A friend who works for a prominent, hardline conservative think tank writes: ‘So, can we all admit that Trump is basically a Democrat now on guns?’
On Wednesday, I wrote that American gun reform is close to happening. In the intervening hours, that view has been buttressed by a series of comments from the president of the United States.
It seems a perverse fate that Donald Trump, the bogeyman of progressive America, should turn out to be the means a delivering a measure of gun reform.
Trump in Washington Wednesday promised ‘beautiful’ and ‘comprehensive’ (read: if the immigration debate phrasing is any indication—liberal) reform.
On Wednesday, I mentioned Pennsylvania as a flashpoint political state for Republicans considering reform. Later in the day, Trump openly mocked that state’s Senator, Pat Toomey, long one of the most moderate Republicans on guns, for being afraid of the National Rifle Association.

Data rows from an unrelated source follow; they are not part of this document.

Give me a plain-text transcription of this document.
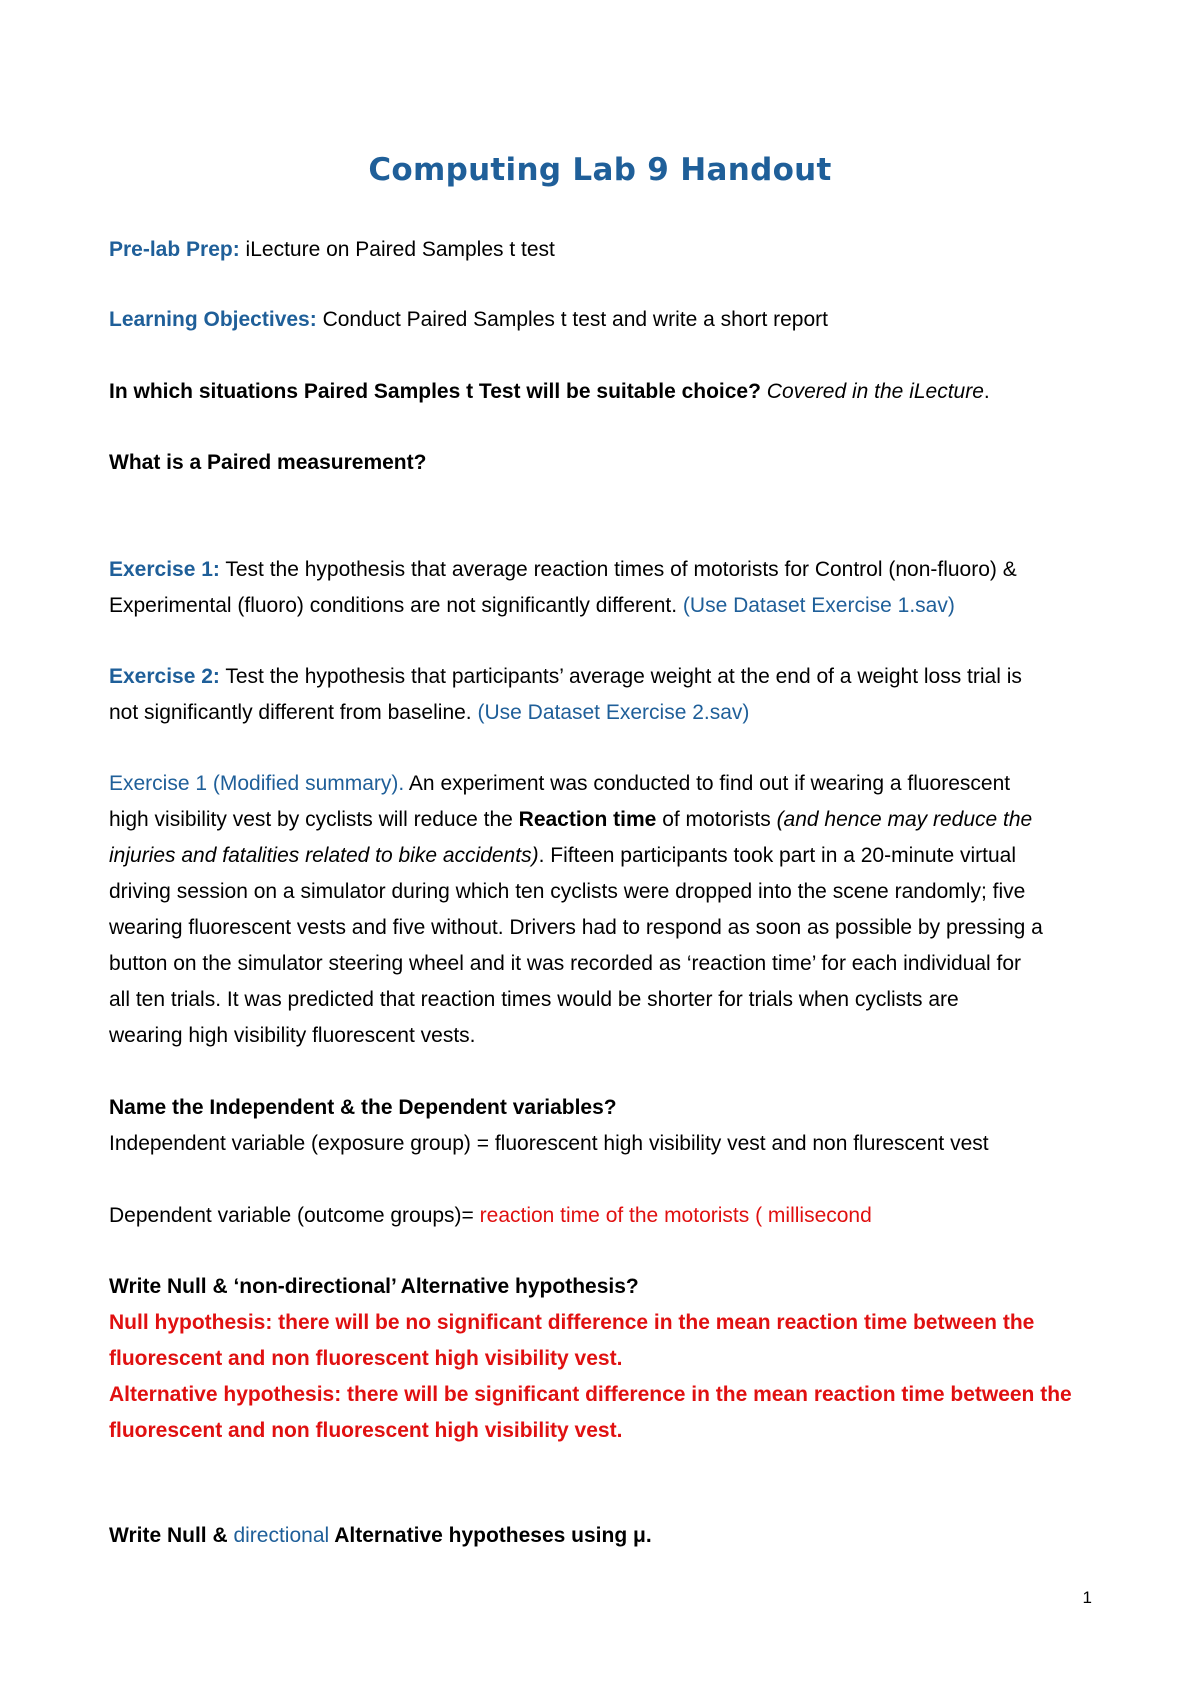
Computing Lab 9 Handout
Pre-lab Prep: iLecture on Paired Samples t test
Learning Objectives: Conduct Paired Samples t test and write a short report
In which situations Paired Samples t Test will be suitable choice? Covered in the iLecture.
What is a Paired measurement?
Exercise 1: Test the hypothesis that average reaction times of motorists for Control (non-fluoro) &
Experimental (fluoro) conditions are not significantly different. (Use Dataset Exercise 1.sav)
Exercise 2: Test the hypothesis that participants’ average weight at the end of a weight loss trial is
not significantly different from baseline. (Use Dataset Exercise 2.sav)
Exercise 1 (Modified summary). An experiment was conducted to find out if wearing a fluorescent
high visibility vest by cyclists will reduce the Reaction time of motorists (and hence may reduce the
injuries and fatalities related to bike accidents). Fifteen participants took part in a 20-minute virtual
driving session on a simulator during which ten cyclists were dropped into the scene randomly; five
wearing fluorescent vests and five without. Drivers had to respond as soon as possible by pressing a
button on the simulator steering wheel and it was recorded as ‘reaction time’ for each individual for
all ten trials. It was predicted that reaction times would be shorter for trials when cyclists are
wearing high visibility fluorescent vests.
Name the Independent & the Dependent variables?
Independent variable (exposure group) = fluorescent high visibility vest and non flurescent vest
Dependent variable (outcome groups)= reaction time of the motorists ( millisecond
Write Null & ‘non-directional’ Alternative hypothesis?
Null hypothesis: there will be no significant difference in the mean reaction time between the
fluorescent and non fluorescent high visibility vest.
Alternative hypothesis: there will be significant difference in the mean reaction time between the
fluorescent and non fluorescent high visibility vest.
Write Null & directional Alternative hypotheses using μ.
1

And, strikingly, for the head of the executive branch of the American constitutional government, the president said: ‘Take the guns first, go through due process second.’
He appeared open to an assault weapons ban. He also undercut the need for a core conservative reform measure on guns – concealed carry reciprocity — ‘I think that maybe that bill will one day pass.’ But: ‘If you’re going to put concealed carry between states into this bill, we’re talking about a whole new ball game. … Let it be a separate bill.’
Self-styled ‘conservative’ NeverTrumpers quickly seized on the moment, pointing to this as proof positive of why the Right should never have embraced Trump.
David French of National Review, who once briefly in the summer of 2016 considered a preposterous independent bid against Trump, could only comment: ‘Wow.
French said: ‘Has any conservative [organisation] been more aggressively supportive of Trump than the NRA?’
Others were quick to note, however, that this could just be Donald being Donald—all negotiating brinksmanship, similar to seemingly liberal comments he’s made on immigration before returning to the hard line—or being forced to, as I’ve reported.
And liberals aren’t exactly getting their hopes up, with Democrats whispering that this is more proof the president is simply capricious and incompetent.
An aide to a senior Democratic senator texts: ‘He doesn’t understand… laws. When he is alone speaks off the cuff he seems to say whatever pleases his audience.’
The aide also notes the immigration parallel: ‘Remember during the immigration debate one of these ideas he agreed to was a clean DACA bill and that he’d ‘take the heat’ for it? And then later he backed off.’
But guns could be different than immigration.
Any Republican president would have been a bellicose gun rights supporter, but it’s immigration that made Donald Trump president.
The NRA only endorsed him after he secured the primary vote.
Capitulate on immigration, and he risks squandering the energy that imbues his White House.
On guns though, he might get away with it.
Others agree. Referring to the Valentine’s Day massacre murderer whose rampage set off this renewed debate, Scott McConnell, founding editor of The American Conservative with Pat Buchanan, writes: ‘Much, much better if Trump achieves a ‘grand bargain’ with Dems over gun control than immigration. It is of course insane that someone like Cruz could buy easily an assault weapons.’